Ne me prends pas encore de la main, non.
Pas tant qu'elle est tiède de son amour.
N'avale pas encore ma gorge, non.
Pas tant qu'elle vomit encore son nom.
Ne m'attends pas éveillé dans le lit, non.
Pas tant que je rentre toujours un peu moins entier.
Ne m'embrase pas encore la bouche, non.
Pas tant que je mâche encore son absence.
Attends-moi un peu.
Pas parce que je ne veux pas venir.
Mais parce que je l'aime encore.
(À consommer de préférence avant l'oubli…)
Combien de temps faut-il laisser mijoter la tristesse ?
Est-ce qu'il faut la remuer de temps en temps ?
La couvrir ? La laisser réduire ?
À quelle moment faut-il ajouter le manque?
Quand sait-on qu'elle est cuite ?
Et si le gout de toi est trop fort… il faut la recracher ou la garder sous la langue ?
Mais surtout :
est-ce qu'on la sert chaude ou froide ?
Elles étaient toutes les trois accroupies, enfermées dans un silence impossible après ce qui venait de se produire.
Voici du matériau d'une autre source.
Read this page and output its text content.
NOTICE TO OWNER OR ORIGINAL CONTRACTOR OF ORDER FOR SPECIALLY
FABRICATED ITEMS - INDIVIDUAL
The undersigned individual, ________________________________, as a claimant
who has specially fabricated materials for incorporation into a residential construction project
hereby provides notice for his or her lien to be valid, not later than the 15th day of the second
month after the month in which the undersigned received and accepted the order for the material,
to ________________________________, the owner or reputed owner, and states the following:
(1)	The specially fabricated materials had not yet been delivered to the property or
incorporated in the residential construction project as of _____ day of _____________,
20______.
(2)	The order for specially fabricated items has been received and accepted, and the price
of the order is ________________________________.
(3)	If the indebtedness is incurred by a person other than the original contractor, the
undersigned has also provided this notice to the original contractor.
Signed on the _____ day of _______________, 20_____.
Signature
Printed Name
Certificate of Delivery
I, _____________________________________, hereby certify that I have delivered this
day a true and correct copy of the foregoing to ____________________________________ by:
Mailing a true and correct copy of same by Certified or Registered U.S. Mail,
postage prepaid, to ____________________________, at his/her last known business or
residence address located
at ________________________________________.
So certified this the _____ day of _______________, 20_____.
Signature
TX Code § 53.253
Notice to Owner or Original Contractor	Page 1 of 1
L'horloge sonna. Trois heures trente. Elle fut la seule à lever les yeux. Entre la peur et la confusion, un sourire minuscule lui échappa. Le sourire discret de quelqu'un qui voit sa théorie confirmée. Bien sûr. Ce genre de choses n'arrive qu'à cette heure là. L'heure où Dieu dort enfin. Mais le sourire s'effaça aussitôt. On les força à rentrer dans la maison. Alors le désir d'être loin de tout cela devint une urgence. Partir assez loin pour pouvoir dormir. Mais pas trop loin non plus. Elle voulait prendre part de la suite. Dans les heures qui allaient suivre, la maison serait envahie par les purges, les nettoyages, les prières. On convoquerait les anges, les saints, les morts peut-être. Les portes de l'obscurité, à peine refermées, seraient ouvertes une seconde fois.
Ils revenaient d'un voyage en famille en Argentine. Deux semaines ? Trois ? Peu importe, chez eux, tous leurs voyages donnaient l'impression d'avoir duré un mois, même lorsqu'ils n'avaient quitté la Colombie que dix jours. Dix jours loin de leur terre chaude. Dix jours loin d'Elle. Évidemment, cela leur paraissait une éternité. Le paradis. Surtout parce que, soudainement les migraines de leur mère s'étaient évaporées dès qu'ils avaient franchi la frontière. Depuis des mois, elle ne quittait presque plus son lit. Sa chambre était devenue un organe dont elle seule connaissait les replis, un extension de son corps. Au moindre soupir, la terre entière descendait sur sa poitrine. Quelque chose la mangeait avec une patience infinie. Et puis, en Argentine, plus rien. Comme si cette chose-là était resté de l'autre côté de la frontière.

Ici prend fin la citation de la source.